Giving Compass' Take:

· Writing for the Cato Institute, Randal O'Toole lists eight reasons why Congress should not renew the New Starts program as it comes up to expiration in 2020.

· What are the main changes needed to improve public transit? Should transit be handled by the federal government or at state and local levels? 

· Read more on this topic and America’s transportation dilemma.

Since 1992, federal taxpayers have helped fund construction of urban rail transit lines through a program called New Starts. This program is due to expire in 2020, and today the Highways and Transit Subcommittee of the House Transportation and Infrastructure Committee will hold a hearing on whether or not to renew it.

No doubt most of the witnesses at the hearing will be transit agency officials bragging about how their expensive projects have created jobs and generated economic development. But a close look at the projects built with this fund reveals that New Starts has done more damage to American cities than any other federal program since the urban renewal projects of the 1950s. Here are eight reasons why Congress should not renew the program.

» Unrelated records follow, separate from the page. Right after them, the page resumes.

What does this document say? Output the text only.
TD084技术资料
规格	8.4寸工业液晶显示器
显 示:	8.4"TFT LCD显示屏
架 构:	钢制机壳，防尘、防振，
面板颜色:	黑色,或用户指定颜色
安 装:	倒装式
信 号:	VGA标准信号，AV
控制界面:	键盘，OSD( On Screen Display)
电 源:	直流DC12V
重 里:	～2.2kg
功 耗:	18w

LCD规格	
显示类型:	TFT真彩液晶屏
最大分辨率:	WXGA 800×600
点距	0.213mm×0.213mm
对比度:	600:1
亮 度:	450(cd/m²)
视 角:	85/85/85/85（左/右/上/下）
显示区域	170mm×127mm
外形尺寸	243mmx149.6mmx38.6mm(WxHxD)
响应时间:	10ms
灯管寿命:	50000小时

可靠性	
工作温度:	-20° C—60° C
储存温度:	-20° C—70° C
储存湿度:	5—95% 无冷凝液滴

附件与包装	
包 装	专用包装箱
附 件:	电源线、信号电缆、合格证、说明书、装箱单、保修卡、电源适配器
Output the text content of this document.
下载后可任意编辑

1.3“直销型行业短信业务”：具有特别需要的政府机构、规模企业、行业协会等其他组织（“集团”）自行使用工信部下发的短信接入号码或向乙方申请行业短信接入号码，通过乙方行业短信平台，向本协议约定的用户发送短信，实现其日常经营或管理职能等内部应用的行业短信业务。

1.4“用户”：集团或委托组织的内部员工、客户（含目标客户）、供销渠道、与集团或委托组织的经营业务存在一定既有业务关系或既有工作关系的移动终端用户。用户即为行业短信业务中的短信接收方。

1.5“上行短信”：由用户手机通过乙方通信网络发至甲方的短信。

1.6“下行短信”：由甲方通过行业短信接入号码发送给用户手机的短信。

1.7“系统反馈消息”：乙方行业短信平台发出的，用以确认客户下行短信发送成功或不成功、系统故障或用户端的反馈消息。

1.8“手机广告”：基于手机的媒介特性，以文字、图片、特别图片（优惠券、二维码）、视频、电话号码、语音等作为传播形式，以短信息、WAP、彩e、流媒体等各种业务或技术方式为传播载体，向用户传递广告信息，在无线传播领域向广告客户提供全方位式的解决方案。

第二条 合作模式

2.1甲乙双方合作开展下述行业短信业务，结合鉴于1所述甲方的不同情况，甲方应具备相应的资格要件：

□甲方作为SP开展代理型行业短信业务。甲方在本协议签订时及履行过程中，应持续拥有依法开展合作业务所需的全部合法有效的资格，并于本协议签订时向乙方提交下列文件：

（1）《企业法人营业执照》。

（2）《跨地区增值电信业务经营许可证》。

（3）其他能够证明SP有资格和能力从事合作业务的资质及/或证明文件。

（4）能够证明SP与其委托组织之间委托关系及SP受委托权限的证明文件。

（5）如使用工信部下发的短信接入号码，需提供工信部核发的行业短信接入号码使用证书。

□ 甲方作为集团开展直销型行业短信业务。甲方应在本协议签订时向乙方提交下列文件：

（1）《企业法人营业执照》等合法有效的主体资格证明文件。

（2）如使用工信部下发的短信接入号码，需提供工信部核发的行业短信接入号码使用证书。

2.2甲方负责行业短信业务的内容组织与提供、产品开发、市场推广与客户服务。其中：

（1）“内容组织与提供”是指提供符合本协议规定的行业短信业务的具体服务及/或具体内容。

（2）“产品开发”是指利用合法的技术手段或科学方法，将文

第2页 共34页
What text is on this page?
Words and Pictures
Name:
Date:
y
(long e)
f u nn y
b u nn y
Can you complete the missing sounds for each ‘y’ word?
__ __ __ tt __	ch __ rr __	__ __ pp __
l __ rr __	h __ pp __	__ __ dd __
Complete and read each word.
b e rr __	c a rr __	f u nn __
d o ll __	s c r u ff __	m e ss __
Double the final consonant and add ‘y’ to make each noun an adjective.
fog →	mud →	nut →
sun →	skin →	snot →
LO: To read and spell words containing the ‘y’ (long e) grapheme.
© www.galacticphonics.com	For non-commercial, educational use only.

  1. New Starts encourages cities to waste money.
  2. New Starts encourages cities to build obsolete technologies.
  3. Rail transit often increases congestion.
  4. New Starts forces transit agencies to go heavily in debt.
  5. New Starts forces cities to double-down on subsidies to generate rail ridership.
  6. Far from promoting economic development, New Starts may actually slow economic growth.
  7. New Starts harms low-income commuters.
  8. Rail transit harms the environment.